At times, this self-awareness is refreshing, and it usually leads to a bit of fun at the expense of Abercrombie’s characters. When Stranger Comes Knocking, a giant warrior fighting with the North, at one point reveals his frame, it is described as a “great expanse of body, sinew-knotted like an ancient tree … almost more scar than skin. He was ripped, pocked, gouged with wounds, enough to make a score of champions proud.” It’s hard to imagine Abercrombie describing any of his characters without grinning. And in this way the novel occasionally takes on the gallows humor that one might expect from a group of soldiers. When a group of young recruits join the Union cavalry, one trooper asks why there are no horses, to which the corporal responds:
That’s an excellent question and a keen grasp of tactics. Due to an administrative error, our horses are currently with the Fifth, attached to Mitterick’s division, which, as a regiment of infantry, is not in a position to make best use of them. I’m told they’ll be catching up with us any day, though they’ve been telling me that a while. For the time being we are a regiment of… horseless horse.
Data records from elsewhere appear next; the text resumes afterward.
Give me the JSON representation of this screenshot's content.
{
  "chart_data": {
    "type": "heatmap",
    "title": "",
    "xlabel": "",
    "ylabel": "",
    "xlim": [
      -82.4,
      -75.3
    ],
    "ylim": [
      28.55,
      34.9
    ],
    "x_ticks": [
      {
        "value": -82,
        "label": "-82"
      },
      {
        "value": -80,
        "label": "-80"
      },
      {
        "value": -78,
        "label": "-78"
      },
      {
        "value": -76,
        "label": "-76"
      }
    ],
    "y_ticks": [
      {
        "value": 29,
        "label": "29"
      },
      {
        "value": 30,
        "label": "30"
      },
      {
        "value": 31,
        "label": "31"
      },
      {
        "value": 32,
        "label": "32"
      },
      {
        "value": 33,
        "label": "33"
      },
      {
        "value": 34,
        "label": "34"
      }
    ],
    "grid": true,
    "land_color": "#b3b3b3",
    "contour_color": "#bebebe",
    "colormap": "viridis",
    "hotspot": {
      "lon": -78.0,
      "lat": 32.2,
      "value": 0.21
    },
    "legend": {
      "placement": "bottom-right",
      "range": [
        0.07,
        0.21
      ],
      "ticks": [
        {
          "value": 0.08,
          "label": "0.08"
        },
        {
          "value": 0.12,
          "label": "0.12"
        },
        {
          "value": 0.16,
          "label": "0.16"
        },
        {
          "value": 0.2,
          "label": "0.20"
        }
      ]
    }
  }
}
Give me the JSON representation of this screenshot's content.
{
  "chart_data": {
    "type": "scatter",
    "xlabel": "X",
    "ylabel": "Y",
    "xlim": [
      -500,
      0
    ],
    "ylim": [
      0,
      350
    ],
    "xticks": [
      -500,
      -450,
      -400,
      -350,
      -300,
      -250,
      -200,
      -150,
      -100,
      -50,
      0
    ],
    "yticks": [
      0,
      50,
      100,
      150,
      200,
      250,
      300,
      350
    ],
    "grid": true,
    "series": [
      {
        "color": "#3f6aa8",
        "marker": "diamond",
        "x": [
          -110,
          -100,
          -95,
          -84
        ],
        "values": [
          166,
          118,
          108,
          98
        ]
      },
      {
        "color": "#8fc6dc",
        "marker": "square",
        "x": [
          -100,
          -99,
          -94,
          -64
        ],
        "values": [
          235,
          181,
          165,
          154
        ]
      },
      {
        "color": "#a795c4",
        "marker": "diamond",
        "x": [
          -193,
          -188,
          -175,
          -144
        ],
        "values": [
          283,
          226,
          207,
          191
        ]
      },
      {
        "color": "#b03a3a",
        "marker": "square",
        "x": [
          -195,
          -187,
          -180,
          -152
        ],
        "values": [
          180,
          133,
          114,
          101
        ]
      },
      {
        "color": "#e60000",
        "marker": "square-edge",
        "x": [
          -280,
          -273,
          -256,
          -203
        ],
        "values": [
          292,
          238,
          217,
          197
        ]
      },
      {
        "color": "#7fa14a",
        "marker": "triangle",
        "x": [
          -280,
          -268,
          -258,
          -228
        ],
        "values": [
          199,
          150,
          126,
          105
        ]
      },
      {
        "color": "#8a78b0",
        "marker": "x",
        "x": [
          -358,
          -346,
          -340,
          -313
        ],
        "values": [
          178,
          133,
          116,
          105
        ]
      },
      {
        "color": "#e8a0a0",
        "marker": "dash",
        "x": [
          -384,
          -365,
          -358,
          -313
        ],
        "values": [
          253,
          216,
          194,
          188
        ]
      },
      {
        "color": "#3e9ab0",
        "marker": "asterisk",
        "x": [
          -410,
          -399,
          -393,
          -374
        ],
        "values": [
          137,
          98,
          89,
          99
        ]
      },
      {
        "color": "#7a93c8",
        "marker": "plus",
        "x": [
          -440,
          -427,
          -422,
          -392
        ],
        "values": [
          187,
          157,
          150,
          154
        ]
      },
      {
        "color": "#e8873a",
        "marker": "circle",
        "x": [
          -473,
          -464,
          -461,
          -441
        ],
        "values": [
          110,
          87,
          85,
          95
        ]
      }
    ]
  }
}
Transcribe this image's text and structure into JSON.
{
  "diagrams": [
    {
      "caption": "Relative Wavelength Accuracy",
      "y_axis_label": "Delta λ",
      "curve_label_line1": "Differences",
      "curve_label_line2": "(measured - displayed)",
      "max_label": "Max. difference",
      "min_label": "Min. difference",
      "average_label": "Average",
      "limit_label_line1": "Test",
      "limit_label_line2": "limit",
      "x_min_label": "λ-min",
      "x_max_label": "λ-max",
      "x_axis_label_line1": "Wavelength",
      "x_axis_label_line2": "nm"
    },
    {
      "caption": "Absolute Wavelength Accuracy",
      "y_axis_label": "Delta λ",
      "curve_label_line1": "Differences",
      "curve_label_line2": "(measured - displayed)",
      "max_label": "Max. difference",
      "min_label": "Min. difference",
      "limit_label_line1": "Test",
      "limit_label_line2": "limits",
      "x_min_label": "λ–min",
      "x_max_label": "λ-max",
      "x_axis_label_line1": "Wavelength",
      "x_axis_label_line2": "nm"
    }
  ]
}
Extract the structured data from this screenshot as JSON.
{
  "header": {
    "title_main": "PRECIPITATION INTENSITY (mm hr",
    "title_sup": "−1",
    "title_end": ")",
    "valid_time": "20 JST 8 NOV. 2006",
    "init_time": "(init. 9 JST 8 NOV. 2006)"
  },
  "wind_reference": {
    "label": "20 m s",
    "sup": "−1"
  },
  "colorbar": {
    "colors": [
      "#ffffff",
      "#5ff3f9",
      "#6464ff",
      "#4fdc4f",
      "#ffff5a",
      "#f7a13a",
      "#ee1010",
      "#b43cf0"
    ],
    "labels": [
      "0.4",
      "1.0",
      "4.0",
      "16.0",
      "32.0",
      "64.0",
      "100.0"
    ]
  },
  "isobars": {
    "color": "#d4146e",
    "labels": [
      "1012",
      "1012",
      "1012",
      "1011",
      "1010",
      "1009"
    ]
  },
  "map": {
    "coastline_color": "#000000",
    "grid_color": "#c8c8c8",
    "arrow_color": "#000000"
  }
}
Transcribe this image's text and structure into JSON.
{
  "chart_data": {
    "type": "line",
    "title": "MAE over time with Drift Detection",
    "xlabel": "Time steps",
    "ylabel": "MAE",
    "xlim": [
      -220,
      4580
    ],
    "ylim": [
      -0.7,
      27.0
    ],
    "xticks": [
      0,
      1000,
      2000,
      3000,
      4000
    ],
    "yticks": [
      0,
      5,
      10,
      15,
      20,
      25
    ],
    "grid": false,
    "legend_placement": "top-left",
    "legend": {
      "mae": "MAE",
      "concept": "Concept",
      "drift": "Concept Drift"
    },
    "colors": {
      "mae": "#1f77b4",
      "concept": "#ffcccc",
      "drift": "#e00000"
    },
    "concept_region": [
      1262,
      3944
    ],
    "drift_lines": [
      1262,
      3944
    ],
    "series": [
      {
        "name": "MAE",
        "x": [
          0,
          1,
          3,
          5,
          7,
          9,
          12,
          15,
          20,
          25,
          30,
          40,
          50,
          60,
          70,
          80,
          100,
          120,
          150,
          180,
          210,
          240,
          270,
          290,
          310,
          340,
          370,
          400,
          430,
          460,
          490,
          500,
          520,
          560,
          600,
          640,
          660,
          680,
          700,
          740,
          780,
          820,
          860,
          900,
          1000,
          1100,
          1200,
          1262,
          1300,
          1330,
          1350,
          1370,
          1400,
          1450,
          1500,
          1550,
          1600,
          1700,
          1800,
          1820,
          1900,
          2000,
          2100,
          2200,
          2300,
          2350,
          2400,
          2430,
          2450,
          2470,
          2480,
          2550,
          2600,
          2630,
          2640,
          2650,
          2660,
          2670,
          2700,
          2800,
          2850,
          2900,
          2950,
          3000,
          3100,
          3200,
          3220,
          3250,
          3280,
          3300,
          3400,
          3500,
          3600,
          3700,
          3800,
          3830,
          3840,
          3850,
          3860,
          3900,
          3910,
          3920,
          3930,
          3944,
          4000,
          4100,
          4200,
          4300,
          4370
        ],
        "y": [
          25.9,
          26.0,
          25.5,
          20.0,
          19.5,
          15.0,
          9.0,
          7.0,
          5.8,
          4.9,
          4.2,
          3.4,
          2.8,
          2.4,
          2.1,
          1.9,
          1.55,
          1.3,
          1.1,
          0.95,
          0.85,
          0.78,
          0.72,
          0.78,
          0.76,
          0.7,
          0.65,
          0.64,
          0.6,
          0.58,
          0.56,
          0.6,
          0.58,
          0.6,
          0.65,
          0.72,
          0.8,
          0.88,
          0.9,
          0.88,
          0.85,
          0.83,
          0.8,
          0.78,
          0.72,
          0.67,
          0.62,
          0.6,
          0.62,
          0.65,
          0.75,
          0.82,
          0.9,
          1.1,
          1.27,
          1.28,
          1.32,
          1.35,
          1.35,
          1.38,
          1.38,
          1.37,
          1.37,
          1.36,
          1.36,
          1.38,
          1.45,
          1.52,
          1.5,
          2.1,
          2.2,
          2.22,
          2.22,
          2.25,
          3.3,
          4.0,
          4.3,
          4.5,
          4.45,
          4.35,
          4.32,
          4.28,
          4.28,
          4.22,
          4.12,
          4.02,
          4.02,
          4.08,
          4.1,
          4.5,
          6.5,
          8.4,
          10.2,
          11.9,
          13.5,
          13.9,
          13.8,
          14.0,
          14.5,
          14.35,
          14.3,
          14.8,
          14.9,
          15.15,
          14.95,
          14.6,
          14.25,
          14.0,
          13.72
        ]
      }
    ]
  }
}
I can’t help wondering if this isn’t the reality of army life.
There is little room in Abercrombie’s world for fantasy’s traditional hero: naturally talented, humbly courageous, with a somber sense of responsibility. Surprisingly, this world does not glorify its sadistic warriors. It celebrates grit, particularly the grit of men and women that make the best of bad situations.
Much of The Heroes is self-aware of fantasy’s conventions and can be enjoyed as a pastiche. However, it is first and foremost a novel about (mostly) men fighting with swords in the rain and mud. The majority of the novel’s structure is present to introduce readers to the soldiers and armies of the Union and the North before maneuvering everyone into position around a single hill — the Heroes. A bell doesn’t ring, but eventually the battle starts and fans are treated to an MMORPG raid of epic proportions.
Others wondering whether or not The Heroes is for them would do well to ask themselves whether they are like Calder, one of Abercrombie’s northern generals. At one point, Calder reflects that he feels “a little fear and a lot of contempt at the level of manliness on display.” Readers that expect more than a stiff-upper lip from their heroes should probably read something else. For readers that revel in gritty swordplay, The Heroes is a must read.